Integration and Implementation Sciences (I2S) is a new discipline providing concepts and methods for conducting research on complex, real-world problems. It supports researchers (I2S specialists) who contribute to cross-disciplinary teams tackling challenging social and environmental problems, by enhancing
- Synthesis of disciplinary and stakeholder knowledge,
- Understanding and management of diverse unknowns, and
- Provision of integrated research support for policy and practice change.
I2S is an intellectual hub which provides:
- a home for compiling and further developing relevant concepts and methods, as well as case examples which illustrate their use,
- an avenue for transmitting these between teams working on different problems,
- a forum for evaluating quality and raising standards, and
- education at a range of levels.
The ideas underpinning I2S are described in detail in Bammer, G. 2013 Disciplining Interdisciplinarity: Integration and Implementation Sciences for Researching Complex Real-World Problems, ANU Press. This book includes 24 commentaries and is available free online.

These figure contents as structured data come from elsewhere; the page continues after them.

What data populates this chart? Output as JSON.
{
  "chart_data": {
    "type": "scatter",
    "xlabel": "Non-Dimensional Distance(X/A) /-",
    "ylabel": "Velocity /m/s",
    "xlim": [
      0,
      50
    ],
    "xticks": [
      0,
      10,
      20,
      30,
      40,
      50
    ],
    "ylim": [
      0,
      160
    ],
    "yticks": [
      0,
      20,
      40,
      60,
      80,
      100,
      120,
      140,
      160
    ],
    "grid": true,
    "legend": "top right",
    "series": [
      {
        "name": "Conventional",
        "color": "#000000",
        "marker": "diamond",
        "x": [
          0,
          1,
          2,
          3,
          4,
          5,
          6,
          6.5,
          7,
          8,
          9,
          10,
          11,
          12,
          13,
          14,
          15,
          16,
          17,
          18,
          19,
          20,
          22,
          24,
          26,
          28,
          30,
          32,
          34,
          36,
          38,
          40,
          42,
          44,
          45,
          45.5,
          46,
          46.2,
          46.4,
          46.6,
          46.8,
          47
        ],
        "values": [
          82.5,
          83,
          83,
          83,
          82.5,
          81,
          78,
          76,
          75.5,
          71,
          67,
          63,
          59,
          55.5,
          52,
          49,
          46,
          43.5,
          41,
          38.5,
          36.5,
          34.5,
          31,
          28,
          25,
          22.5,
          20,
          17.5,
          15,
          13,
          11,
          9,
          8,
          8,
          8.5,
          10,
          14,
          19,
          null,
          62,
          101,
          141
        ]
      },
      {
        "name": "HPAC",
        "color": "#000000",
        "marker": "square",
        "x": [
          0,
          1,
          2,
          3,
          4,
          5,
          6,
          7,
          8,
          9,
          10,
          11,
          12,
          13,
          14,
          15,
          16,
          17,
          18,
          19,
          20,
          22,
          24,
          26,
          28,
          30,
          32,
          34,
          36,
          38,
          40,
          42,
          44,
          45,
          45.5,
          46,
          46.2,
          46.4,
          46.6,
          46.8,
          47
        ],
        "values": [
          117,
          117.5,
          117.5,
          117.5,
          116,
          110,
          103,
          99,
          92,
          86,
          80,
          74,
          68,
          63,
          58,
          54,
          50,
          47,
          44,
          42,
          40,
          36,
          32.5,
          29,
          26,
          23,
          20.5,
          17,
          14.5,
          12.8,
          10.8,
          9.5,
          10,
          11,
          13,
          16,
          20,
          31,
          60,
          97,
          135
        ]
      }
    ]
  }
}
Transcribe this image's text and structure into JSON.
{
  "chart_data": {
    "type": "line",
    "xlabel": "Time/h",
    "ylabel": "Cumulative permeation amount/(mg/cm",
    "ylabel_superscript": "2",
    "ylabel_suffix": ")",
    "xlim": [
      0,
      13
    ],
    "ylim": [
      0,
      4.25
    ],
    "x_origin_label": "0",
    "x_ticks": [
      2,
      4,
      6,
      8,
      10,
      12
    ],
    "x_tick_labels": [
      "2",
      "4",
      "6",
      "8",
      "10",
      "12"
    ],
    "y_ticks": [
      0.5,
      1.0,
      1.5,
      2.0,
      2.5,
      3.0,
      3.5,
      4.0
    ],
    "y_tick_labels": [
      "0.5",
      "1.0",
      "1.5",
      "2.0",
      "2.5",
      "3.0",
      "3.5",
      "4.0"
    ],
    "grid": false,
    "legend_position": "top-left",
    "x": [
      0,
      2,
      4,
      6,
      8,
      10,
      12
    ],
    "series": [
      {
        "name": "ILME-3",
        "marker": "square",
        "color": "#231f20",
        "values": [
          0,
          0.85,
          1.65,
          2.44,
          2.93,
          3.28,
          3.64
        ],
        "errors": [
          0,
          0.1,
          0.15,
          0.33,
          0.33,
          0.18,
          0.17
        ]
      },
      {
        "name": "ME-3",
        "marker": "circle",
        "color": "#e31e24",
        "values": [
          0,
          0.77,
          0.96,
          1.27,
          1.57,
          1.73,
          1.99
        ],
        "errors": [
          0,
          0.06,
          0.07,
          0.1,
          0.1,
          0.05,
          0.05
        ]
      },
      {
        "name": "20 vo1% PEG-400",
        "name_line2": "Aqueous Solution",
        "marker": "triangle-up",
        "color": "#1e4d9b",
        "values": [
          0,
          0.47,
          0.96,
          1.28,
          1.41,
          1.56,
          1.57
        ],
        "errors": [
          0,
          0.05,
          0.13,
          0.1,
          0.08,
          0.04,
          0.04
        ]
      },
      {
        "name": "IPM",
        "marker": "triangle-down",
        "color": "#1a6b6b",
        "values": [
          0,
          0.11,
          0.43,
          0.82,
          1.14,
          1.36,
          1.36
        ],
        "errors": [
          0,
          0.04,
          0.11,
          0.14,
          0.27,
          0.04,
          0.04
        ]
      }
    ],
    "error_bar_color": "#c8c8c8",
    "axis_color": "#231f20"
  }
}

The sculpture Kulla's Ripple by Tim Spellman provides a useful metaphor for a key dimension of I2S. The sculpture evokes symbiotic pairs. In the case of I2S, the symbiotic pair is the ability of research to deal with tractable (tame) problems using reductionist methods and the ability of research to deal with intractable complex (wicked) problems using systems-based methods. Unlike the sculpture where both elements of the pair are reasonably equal, the two research abilities are not. Whereas the ability of research to deal with tractable problems using reductionist methods is highly developed and sophisticated, the ability of research to deal with intractable complex problems using systems-based methods is still relatively ill-formed and unwieldy. I2S aims to even out the relationship by enhancing the ability of research to deal with intractable complex problems.
I2S also aims to promote cross-fertilisation between a range of existing approaches, including systems thinking, complex systems science, inter- and trans- disciplinarity, action research, integrated assessment, mode 2 research, post-normal science, implementation science, team science, project management and sustainability science. The I2S repository of concepts, methods and case studies draws on resources developed by all of these approaches. I2S also aims to support these approaches by developing new and improved tools and cases.